The prudential regulator has told the House of Representatives Standing Committee on Economics that despite tough conditions it has shown an increased appetite to be "constructively tough".
APRA chair Wayne Byres told the committee that broader enforcement capabilities have allowed the regulator to achieve better results.
"APRA is not an enforcement-based agency, we are a safety led organisation. We have a very close look at our enforcement approach and we have demonstrated an increased ability to be constructively tough," Byres said.
"That means taking action on a broader range of issues. We are happy to set deterrents and are happy to act quickly. If we are not seeing action, we will take enforcement action. Our enforcement appetite is working."

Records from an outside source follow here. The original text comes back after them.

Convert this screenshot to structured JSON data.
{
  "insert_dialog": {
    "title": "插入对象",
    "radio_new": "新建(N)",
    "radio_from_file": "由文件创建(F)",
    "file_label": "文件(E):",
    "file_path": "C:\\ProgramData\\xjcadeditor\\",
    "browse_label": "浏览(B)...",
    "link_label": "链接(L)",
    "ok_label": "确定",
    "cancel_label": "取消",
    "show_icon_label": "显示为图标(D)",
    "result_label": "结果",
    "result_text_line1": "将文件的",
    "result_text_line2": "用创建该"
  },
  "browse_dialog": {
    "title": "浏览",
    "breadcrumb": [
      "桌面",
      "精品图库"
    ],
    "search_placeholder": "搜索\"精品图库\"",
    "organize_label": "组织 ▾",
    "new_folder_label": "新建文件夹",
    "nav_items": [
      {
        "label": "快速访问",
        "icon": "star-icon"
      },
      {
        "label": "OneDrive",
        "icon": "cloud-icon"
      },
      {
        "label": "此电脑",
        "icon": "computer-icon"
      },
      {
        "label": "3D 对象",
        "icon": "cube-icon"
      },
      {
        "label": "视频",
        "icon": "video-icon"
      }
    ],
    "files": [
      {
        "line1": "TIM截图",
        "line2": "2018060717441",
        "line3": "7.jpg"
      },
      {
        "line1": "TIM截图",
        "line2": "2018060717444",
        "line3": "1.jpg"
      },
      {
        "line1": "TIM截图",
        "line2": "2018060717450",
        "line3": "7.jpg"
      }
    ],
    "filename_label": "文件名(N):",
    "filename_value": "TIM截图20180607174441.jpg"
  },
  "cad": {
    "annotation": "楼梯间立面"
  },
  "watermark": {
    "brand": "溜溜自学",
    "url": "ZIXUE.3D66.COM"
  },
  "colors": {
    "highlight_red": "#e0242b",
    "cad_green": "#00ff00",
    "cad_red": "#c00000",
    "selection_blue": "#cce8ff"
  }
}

Byres also told the committee that it is important, while Westpac is receiving a lot of negative attention, to not lose sight of other issues which are important for delivering a resilient financial system.
"From the perspective of traditional metrics, the financial system and most entities within it are financially sound and resilient. This is important, and shouldn't be taken for granted. It serves the Australian community well - a thriving economy cannot be sustained without a well-functioning financial system," Byres said.
Ahead of APRA publishing the full superannuation heat map, Byres said the goal is to help drive better member outcomes by "shining the light" on MySuper products that need to improve.
"For the past couple of years, we have been focused on using data to weed out the under-performers in the industry. We have seen reductions in costs and, in some cases, changes of trustee as a result," he said.
"However, when coupled with new regulatory powers and penalties provided by the Parliament earlier this year, our heat map means APRA is now much more well-equipped to take these efforts to a whole new level."
However, Byres admitted that APRA's attempt to align reporting obligations to accounting standard requirements and proposed product dashboard definitions for data on expenses, investment performance, fees and costs has not seen a positive outcome.
"Unfortunately, the comparability and consistency of that information has proven inadequate. Choice creates a major challenge, as there are well over 40,000 superannuation investment options on offer," he said.
"We will have to be more prescriptive in what we ask for, and potentially diverge from other reporting requirements in some areas. That will come at a cost to the system. But being able to genuinely assess member outcomes requires more granular product and investment option level data. On this score, there is no choice."
Byres also said the fact that shortcomings in governance and risk culture continue to emerge in the financial services industry is concerning.
"Last month, APRA published its plans to significantly scale up the intensity of its supervision in this area," he said.
"Our intensified approach establishes a supervisory framework and methodology designed to strengthen the resilience of financial institutions by addressing, and ideally preventing, issues of poor risk governance, misaligned incentives and misconduct that have undermined public confidence in the financial sector over recent years. It is, we believe, at the forefront of international practice in many areas."